The Flintstones, vol 1 DC Comics

THE FLINTSTONES Vol 1
DC Comics

As a kid every day after school I watched cartoons and shows for kids. Batman, Scooby Doo and others. Among them was The Flintstones. I enjoyed the show but have had no desire to watch it in years. The live action movies didn’t really do much for me. I’ve read some comics over the years, but like the show they were more suited to a much younger version of me.

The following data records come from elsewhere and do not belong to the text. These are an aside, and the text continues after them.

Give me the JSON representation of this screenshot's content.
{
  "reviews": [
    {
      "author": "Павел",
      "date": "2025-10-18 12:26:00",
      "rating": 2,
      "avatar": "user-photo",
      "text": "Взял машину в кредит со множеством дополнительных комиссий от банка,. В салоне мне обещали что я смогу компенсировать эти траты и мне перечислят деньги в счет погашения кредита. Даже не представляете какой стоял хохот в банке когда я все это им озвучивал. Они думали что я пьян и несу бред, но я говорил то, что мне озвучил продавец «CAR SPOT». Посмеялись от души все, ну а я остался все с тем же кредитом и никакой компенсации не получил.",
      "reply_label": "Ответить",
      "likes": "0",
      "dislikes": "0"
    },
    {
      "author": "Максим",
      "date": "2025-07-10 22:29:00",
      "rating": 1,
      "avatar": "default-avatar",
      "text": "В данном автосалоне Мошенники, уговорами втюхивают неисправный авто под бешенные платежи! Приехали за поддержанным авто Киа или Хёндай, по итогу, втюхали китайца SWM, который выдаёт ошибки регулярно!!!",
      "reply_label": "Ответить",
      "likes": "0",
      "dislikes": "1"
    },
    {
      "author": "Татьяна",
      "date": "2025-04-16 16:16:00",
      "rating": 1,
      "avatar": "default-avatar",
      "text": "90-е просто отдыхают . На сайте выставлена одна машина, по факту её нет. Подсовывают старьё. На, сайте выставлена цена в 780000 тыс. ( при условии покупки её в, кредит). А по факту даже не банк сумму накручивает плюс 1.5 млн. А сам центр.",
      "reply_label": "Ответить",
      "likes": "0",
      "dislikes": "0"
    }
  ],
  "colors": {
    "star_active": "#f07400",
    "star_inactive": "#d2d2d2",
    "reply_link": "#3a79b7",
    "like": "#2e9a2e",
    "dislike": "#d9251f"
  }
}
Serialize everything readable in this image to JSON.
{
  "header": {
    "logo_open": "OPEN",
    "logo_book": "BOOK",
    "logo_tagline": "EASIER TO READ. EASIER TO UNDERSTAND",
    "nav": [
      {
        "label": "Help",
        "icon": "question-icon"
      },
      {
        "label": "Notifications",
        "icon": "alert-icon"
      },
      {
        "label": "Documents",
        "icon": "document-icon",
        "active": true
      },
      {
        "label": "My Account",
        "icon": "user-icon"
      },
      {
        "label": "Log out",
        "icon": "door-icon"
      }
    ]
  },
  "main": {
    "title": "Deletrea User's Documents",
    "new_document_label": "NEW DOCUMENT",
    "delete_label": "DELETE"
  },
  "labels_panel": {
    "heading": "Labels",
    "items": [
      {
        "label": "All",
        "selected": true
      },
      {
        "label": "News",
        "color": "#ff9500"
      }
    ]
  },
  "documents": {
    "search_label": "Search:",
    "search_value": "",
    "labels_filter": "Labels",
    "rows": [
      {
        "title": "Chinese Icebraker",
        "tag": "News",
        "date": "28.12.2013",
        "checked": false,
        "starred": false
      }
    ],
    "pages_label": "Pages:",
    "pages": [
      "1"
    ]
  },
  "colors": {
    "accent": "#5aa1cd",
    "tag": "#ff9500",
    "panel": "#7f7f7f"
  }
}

Recently DC Comics has brought back a number of cartoon franchises and brought them into the modern times with more readability both for today’s young adults and full blown adults. The Scooby book is great stuff (Scooby Apocalypse, check it out). I was unsure about The Flintstones but very quickly after opening the trade collection I realized this is not the Flintstones I knew as a kid. Sure, it’s cavemen doing modern like things, but here it isn’t done for humor but more as a metaphor.

Fred works at the quarry, but his boss is manipulative and not above using people any way he wants to get what he wants. Wilma stays at home, but is bored and so she paints. She finds herself irritated with the “hipster” thinking of the local art scene. The animals who act as appliances and other useful tools are planning a strike. Fred and Barney go to a lodge, not to bond with other men and relax but to go to group sessions for war vets dealing with PTSD. Mark Russell has cleverly taken our modern society and shown it through the world of Fred and Wilma and their contemporaries. It’s fun and funny but at times almost too real and a little sad. I never really thought I would read a Flintstones comic that would leave me thinking about social issues for days after putting the comic down.

I love the art by Steve Pugh. It’s a perfect blend of cartoonish and realistic and works well for the book. Body types are more realistic and yet the setting is fantasy. Chris Chuckry also did a really nice job with the coloring, it is a truly beautiful book.